Tergiur Hadiah Mobil, IRT Tertipu Rp 9,7 Juta

By on February 26, 2015
Tergiur Hadiah Mobil, IRT Tertipu Rp 9,7 Juta

Semarapura, DenPost
Mau untung malah buntung. Ungkapan ini agaknya pas buat Halmatus Sadiya (31). Gara-gara tergiur hadiah mobil Honda Brio, ibu rumah tangga (IRT) yang tinggal di Jl.Kenyiri V, LC Lingkungan Galiran, Semarapura Klod, Klungkung ini, malah kecele. Dia bukannya mendapatkan hadiah mobil Honda Brio, tapi rugi Rp 9,7 juta, karena keburu mentrasfer uang tersebut kepada seseorang tak dikenal. Lantaran kena tipu, Sadiya akhirnya melapor ke Polres Klungkung, Selasa (24/2) lalu.

Informasi yang diperoleh Rabu (25/2) kemarin, sebelum tertipu, Sadiya mendapat sebuah kupon undian berhadiah mobil di dalam bungkusan mie instan. Tergiur dengan hadiah tersebut, IRT ini kemudian menghubungi nomor HP yang tertera di kupon undian tersebut Senin (23/2) lalu sekitar pukul 13.00. Seseorang yang mengaku bernama Drs.Hamad Jaelani menerima telepon Sadiya. Saat itulah orang di seberang telepon tersebut menanyai Sadiya apakah hadiah akan diambil sendiri hadiah atau diantarkan ke rumahnya.

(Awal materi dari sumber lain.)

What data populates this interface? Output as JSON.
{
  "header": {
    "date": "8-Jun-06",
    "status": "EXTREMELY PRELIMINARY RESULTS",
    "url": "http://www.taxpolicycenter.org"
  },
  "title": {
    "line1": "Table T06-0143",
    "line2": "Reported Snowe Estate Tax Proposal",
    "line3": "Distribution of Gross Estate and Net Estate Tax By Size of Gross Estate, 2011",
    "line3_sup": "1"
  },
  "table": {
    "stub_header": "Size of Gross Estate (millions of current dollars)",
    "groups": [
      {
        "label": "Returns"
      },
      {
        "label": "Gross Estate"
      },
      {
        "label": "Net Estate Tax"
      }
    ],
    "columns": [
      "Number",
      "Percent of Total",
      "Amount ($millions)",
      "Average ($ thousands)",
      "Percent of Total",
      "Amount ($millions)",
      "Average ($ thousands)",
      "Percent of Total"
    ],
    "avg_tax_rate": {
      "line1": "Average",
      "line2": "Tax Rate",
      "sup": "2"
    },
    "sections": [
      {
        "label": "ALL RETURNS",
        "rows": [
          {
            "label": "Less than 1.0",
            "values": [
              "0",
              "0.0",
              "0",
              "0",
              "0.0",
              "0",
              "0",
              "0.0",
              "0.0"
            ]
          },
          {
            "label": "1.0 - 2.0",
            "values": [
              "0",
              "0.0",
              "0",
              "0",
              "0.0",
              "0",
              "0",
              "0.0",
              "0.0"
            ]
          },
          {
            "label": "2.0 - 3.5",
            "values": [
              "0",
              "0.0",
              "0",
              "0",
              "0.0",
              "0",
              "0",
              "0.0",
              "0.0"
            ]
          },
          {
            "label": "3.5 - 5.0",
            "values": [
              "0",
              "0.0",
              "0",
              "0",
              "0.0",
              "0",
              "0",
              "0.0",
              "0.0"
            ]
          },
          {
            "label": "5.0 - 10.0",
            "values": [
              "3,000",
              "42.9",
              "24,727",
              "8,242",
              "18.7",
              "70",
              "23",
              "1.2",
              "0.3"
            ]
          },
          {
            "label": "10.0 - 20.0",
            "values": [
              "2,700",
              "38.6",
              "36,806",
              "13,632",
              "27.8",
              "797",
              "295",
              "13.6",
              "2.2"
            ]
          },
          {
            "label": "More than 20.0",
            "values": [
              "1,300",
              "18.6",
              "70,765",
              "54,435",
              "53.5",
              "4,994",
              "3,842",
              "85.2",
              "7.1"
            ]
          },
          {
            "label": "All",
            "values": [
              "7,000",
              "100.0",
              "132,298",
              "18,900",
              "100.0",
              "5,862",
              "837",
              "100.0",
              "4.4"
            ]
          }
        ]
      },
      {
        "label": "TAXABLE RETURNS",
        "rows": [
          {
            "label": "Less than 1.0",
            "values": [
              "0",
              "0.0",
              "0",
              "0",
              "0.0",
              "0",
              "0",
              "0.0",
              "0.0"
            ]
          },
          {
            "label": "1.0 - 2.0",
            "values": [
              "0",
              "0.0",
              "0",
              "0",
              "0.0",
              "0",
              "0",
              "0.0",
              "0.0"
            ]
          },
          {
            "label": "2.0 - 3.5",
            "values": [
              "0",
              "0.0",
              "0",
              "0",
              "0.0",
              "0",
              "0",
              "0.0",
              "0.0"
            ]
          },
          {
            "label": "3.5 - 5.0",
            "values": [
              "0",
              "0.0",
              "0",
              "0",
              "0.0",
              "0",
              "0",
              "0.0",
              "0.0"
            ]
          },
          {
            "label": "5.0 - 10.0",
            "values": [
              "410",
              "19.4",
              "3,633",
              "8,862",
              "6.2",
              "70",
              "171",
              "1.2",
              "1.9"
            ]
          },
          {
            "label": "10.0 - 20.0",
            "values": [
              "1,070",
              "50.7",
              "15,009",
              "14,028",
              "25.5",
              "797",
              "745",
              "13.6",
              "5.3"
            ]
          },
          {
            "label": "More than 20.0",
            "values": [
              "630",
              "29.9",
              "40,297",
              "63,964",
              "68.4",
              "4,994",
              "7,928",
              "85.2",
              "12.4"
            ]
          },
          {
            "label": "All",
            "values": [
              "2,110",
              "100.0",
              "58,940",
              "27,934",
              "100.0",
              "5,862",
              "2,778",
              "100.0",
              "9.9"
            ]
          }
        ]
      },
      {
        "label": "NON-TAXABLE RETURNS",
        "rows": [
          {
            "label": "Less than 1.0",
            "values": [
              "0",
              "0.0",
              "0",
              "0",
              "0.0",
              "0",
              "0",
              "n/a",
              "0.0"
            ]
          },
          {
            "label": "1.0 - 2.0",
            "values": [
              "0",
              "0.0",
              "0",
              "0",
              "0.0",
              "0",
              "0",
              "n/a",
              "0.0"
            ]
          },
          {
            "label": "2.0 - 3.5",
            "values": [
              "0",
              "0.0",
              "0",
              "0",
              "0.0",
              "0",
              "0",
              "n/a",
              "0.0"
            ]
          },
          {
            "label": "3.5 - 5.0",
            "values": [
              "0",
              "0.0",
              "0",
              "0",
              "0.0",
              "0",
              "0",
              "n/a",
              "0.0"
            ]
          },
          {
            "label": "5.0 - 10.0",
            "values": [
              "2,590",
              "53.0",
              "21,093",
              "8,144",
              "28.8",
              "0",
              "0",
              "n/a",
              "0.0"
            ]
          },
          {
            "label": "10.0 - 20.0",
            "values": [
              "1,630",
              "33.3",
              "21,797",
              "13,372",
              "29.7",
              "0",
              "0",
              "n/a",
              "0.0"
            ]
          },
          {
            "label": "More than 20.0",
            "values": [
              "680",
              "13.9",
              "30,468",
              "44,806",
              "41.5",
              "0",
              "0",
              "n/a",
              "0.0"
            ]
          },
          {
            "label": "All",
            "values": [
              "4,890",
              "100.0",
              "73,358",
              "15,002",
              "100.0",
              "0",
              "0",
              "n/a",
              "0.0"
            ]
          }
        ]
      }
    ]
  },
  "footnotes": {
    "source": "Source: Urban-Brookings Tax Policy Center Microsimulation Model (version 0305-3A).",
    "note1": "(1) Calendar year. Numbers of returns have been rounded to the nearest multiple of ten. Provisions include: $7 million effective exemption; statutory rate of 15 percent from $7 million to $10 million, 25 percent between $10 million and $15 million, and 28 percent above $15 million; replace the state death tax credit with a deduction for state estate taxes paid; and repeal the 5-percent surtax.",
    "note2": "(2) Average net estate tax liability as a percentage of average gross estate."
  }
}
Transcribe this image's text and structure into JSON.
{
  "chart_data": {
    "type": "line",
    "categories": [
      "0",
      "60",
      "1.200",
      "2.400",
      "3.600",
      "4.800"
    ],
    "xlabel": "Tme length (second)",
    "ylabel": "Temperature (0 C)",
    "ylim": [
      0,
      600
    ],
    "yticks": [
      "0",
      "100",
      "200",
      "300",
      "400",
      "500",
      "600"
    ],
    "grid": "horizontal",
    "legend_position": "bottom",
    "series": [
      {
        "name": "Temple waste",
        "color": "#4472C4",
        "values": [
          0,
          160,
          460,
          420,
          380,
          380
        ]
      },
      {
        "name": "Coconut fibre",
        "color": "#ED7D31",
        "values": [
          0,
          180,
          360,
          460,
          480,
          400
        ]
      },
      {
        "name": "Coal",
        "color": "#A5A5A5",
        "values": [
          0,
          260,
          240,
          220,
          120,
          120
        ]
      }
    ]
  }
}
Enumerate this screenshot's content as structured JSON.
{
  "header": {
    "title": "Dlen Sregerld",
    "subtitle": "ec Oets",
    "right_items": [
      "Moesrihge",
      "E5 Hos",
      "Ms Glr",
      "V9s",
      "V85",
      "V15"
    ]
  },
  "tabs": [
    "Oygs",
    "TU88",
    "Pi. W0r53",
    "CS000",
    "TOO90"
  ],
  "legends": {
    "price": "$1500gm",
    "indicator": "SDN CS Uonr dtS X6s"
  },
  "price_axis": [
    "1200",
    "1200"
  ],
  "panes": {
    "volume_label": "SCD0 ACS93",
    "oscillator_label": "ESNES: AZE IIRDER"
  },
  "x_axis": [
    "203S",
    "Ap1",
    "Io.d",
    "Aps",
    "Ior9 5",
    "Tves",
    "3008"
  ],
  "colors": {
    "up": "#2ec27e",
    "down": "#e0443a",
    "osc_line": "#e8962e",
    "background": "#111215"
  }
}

Lantaran yakin mendapat hadiah mobil, Sadiya minta kepada Hamad Jaelani supaya mengirim saja hadiahnya langsung ke rumah. Tapi Jaelani minta kepada Sadiya supaya membayar ongkos kirim dan balik nama mobil. Semua biaya itu diminta agar ditransfer  ke rekening atas nama Dwi Putra. Keesokan harinya yakni Selasa (24/2) lalu sekitar pukul 09.00, Sadiya mentransfer uang Rp 2 juta melalui BRI di Galiran. Tapi uang yang dikirim tersebut dibilang kurang oleh Hamad, sehingga Sadiya kembali disuruh mengirim Rp 1.750.000 sekitar pukul 11.00 wita.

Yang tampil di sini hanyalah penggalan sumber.